In an action to recover damages for personal injuries, etc., the defendant appeals from so much of an order of the Supreme Court, Richmond County (McMahon, J.), dated May 29, 2007, as denied her motion for summary judgment dismissing the complaint.
Corigliano, Geiger, Verrill Brandwein, Jericho, N.Y. (Kathleen M. Geiger of counsel), for appellant.
McCarthy Kelly, LLP, New York, N.Y. (William P. Kelly of counsel), for respondents.
Before: Spolzino, J.P., Santucci, Dillon and Balkin, JJ.
Ordered that the order is reversed insofar as appealed from, on the law, with costs, and the defendant's motion for summary judgment dismissing the complaint is granted.

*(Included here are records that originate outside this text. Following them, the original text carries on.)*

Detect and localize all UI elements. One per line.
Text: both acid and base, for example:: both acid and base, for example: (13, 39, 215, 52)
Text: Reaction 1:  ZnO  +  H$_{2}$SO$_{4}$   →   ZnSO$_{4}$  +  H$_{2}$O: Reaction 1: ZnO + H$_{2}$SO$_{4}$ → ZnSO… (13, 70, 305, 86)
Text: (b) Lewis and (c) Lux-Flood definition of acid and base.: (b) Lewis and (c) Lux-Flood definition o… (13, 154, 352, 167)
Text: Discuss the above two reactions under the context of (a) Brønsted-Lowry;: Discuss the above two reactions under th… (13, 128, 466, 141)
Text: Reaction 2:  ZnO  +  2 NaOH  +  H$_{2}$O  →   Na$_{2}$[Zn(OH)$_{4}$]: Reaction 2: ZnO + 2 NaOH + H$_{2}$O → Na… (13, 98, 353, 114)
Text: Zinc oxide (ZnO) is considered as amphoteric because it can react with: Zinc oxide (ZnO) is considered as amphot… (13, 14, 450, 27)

The defendant made a prima facie showing of entitlement to judgment as a matter of law by presenting proof that the infant plaintiff, who was riding a motorized bicycle, exited a driveway and collided into the defendant's motor vehicle in violation of Vehicle and Traffic Law §§ 1143 and 1173 ( see Yasinosky v Lenio, 28 AD3d 652, 653; Lallemand v Cook, 23 AD3d 533; Trzepacz v Jara, 11 AD3d 531; Ferrara v Castro, 283 AD2d 392). In opposition, the plaintiffs failed to raise a triable issue of fact. The fact that the infant plaintiff did not see the defendant's approaching car does not excuse the infant plaintiffs conduct ( see Ferrara v Castro, 283 AD2d at 393; Bolta v Lohan, 242 AD2d 356). Furthermore, the infant plaintiffs affidavit failed to raise a triable issue of fact regarding the defendant's alleged failure to take evasive action ( see McNamara v Fishkowitz, 18 AD3d 721, 722; Meliarenne v Prisco, 9 AD3d 353, 354; Lupowitz v Fogarty, 295 AD2d 576). Accordingly, the defendant's motion for summary judgment dismissing the complaint should have been granted.